Тресков кивнул. Вышел.

Бек остался один. Сел за стол. Открыл папку: доклад Шахта об экономическом положении. Производство стали упало на восемь процентов к маю, уголь на три, продовольствие стабильно, но запасы тают.

Начал читать.

IV

Ночью Сталин сидел в кабинете на втором этаже Кремля и смотрел на карту.

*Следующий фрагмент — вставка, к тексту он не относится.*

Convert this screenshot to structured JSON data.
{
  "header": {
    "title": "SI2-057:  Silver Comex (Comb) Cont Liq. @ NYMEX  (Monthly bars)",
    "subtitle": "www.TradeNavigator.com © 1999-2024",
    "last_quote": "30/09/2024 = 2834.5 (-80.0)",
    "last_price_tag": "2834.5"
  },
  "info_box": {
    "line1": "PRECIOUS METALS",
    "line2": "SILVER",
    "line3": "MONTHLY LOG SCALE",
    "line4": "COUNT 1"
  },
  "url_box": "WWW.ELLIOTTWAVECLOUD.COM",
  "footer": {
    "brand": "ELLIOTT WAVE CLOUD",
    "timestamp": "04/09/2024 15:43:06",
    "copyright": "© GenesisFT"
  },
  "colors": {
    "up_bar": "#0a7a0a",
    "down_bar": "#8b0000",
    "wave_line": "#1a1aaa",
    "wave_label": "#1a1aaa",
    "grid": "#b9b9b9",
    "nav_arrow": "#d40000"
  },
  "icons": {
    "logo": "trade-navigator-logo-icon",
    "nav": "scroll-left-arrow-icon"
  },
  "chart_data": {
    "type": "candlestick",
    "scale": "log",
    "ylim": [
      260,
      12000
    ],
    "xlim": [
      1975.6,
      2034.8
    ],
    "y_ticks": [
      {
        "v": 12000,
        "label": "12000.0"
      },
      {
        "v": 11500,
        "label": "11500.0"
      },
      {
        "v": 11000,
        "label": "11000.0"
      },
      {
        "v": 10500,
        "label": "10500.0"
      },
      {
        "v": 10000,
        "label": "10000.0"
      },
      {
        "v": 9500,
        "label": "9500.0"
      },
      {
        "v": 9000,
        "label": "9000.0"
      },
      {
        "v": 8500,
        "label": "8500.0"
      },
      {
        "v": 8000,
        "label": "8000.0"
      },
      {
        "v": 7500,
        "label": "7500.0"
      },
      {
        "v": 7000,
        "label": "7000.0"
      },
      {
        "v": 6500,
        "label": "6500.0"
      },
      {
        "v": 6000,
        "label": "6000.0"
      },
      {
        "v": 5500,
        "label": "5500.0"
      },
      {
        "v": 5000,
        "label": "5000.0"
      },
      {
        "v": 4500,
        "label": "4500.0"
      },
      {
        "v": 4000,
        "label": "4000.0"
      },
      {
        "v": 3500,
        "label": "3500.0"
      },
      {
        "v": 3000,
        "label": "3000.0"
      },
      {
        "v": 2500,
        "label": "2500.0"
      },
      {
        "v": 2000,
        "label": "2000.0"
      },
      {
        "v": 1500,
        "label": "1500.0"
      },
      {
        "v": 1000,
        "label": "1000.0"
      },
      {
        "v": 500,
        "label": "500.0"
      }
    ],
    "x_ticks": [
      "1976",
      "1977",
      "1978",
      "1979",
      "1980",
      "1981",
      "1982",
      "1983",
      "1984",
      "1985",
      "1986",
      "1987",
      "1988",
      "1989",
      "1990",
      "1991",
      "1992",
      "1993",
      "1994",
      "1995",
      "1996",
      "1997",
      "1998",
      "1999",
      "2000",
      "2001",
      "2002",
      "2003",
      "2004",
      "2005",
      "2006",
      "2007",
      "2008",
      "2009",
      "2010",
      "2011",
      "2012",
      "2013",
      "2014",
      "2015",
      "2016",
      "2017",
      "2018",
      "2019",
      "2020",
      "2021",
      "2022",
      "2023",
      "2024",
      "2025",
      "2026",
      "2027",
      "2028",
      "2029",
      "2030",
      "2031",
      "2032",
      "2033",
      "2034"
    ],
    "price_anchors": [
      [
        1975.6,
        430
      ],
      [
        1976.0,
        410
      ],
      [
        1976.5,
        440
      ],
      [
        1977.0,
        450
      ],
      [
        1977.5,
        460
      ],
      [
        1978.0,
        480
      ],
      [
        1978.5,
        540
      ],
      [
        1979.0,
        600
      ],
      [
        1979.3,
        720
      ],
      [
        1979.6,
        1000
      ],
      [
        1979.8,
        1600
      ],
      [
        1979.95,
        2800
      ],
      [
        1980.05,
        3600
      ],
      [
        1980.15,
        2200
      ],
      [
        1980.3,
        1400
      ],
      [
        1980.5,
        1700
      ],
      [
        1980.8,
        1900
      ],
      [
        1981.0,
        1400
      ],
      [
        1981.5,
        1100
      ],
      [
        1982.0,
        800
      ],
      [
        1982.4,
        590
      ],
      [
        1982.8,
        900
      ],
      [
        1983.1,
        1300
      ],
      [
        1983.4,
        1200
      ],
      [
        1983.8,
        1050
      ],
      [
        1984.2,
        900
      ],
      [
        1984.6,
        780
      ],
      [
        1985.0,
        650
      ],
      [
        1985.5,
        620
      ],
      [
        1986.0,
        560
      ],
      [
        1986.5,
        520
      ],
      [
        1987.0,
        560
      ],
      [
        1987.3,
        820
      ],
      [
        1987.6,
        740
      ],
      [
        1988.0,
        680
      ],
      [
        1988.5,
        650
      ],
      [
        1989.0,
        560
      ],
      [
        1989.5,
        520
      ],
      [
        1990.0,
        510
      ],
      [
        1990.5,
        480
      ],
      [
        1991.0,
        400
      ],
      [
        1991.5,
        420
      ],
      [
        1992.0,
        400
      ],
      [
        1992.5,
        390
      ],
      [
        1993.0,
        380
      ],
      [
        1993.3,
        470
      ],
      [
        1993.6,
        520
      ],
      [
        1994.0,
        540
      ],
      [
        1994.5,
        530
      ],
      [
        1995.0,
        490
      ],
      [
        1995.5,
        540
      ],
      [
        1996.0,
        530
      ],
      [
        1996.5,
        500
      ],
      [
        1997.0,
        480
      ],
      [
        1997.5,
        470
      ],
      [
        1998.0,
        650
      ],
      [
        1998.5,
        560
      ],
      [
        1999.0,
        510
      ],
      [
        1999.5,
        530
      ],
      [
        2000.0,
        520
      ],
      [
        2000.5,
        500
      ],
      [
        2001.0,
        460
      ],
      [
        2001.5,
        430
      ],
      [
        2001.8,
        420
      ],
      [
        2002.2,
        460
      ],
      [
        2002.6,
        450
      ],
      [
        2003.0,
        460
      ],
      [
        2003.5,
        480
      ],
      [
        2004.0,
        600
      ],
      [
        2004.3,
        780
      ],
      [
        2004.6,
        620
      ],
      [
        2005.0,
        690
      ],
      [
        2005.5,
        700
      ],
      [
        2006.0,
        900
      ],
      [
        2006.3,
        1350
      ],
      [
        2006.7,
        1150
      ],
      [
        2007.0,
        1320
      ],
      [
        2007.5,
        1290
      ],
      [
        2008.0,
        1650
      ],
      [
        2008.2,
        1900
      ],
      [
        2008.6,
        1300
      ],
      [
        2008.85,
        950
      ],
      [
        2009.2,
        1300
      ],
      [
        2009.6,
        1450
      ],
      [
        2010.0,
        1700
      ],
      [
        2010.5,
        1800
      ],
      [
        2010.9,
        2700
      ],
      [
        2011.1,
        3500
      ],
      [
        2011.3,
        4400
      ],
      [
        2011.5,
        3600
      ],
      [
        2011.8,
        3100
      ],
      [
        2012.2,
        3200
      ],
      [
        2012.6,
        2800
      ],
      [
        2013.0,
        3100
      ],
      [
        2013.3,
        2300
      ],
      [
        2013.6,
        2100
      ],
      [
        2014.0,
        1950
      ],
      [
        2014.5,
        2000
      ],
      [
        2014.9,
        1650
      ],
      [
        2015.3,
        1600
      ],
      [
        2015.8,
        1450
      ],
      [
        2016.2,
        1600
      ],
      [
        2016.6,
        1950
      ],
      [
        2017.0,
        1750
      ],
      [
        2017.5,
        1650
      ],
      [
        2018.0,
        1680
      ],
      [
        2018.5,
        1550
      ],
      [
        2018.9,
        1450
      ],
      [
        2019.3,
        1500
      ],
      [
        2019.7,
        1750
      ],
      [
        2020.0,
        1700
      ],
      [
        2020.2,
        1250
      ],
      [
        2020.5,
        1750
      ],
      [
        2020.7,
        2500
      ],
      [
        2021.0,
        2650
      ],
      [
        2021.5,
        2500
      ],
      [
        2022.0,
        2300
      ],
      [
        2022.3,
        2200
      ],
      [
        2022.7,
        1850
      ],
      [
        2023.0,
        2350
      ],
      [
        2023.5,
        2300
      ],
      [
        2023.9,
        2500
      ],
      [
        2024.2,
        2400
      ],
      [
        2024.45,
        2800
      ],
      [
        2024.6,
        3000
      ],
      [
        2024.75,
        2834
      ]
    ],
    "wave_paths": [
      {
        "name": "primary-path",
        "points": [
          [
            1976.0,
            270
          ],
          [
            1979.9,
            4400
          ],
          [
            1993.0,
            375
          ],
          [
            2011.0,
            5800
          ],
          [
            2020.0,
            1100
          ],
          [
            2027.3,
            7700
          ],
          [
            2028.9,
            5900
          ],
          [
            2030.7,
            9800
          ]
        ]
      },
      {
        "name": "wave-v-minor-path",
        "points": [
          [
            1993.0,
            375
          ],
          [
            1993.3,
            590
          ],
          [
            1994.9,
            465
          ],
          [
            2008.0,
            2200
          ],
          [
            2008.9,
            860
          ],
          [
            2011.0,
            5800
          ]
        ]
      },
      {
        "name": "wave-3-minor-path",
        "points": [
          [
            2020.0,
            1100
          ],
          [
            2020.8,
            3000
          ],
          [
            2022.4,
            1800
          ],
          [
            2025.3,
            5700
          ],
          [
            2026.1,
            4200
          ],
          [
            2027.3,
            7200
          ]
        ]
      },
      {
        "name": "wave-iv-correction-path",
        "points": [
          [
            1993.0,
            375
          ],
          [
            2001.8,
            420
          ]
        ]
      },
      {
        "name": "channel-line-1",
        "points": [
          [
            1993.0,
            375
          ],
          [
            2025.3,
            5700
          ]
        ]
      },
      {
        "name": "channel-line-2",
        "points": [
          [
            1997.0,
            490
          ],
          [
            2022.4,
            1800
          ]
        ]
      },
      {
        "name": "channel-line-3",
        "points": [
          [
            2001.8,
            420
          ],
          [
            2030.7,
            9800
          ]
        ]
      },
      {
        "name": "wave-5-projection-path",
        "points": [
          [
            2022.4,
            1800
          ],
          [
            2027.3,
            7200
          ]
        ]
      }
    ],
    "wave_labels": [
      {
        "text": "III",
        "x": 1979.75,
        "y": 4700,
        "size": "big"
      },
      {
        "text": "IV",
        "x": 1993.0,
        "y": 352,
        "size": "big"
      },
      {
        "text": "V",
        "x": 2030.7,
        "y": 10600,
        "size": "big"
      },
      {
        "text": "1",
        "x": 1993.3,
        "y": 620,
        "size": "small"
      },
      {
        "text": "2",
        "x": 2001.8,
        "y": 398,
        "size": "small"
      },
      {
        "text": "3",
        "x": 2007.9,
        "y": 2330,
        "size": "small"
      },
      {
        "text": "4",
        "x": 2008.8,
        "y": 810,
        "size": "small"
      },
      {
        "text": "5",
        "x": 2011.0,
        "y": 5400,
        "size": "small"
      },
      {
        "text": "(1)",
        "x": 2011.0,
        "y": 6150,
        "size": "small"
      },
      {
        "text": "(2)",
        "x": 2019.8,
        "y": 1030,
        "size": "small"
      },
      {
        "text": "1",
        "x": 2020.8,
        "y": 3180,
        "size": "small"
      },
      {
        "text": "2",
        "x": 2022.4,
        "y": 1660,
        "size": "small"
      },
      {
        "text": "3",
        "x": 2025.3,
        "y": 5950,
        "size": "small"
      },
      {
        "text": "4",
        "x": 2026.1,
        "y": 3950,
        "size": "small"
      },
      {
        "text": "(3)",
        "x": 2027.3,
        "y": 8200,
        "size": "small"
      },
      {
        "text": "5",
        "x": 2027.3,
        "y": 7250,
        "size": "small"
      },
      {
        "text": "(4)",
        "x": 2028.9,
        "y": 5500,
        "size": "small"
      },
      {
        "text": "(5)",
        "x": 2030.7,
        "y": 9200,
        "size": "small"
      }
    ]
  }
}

Карта была новая, перечерченная утром оперативным отделом по итогам наступления. Линия фронта сдвинулась на запад: на тридцать километров у Орши, на семь у Запорожья, на четыре у Двины. Новая линия была прямее, короче, экономнее: на ней нужно меньше дивизий для обороны, а высвободившиеся можно копить для следующего удара.

Но Сталин смотрел не на линию фронта. Он смотрел западнее: на пространство между новой линией и старой границей, и дальше, за границу, в Польшу, в Германию, в Берлин. Пространство было большим, и чтобы пройти его, нужны были время, удары, жизни, промышленность, союзники, удача.

В учебнике была Эльба. Но учебник кончился. В этой истории американцев нет, Ялты не будет, раздела Германии не будет, и мир, который вырастет из этой войны, не будет похож ни на тот, из учебника, ни на тот, что предлагал Бек.

Каким он будет, Сталин пока не знал.

Он встал. Выключил лампу. Вышел из кабинета. Поскрёбышев поднял голову от стола.

— Домой, Александр Николаевич.

— Машина у подъезда, товарищ Сталин.

Коридор. Лестница. Двор. Машина. Митрохин за рулём.

— Кунцево.

Москва за стеклом тёмная, тёплая, июльская. Фонари на набережной. Река за парапетом, невидимая, но слышная: ночью вода звучит иначе, чем днём, мягче, ближе, будто город засыпает, а река нет.

Митрохин вёл машину молча. Сталин сидел на заднем сиденье и не думал ни о чём. Впервые за долгое время — ни о чём. Ни о Беке, ни о Черчилле, ни о карте, ни о следующем ударе. Просто ехал, и Москва шла мимо, и ночь была тёплая, и впереди было Кунцево, и сон, и утро, и работа.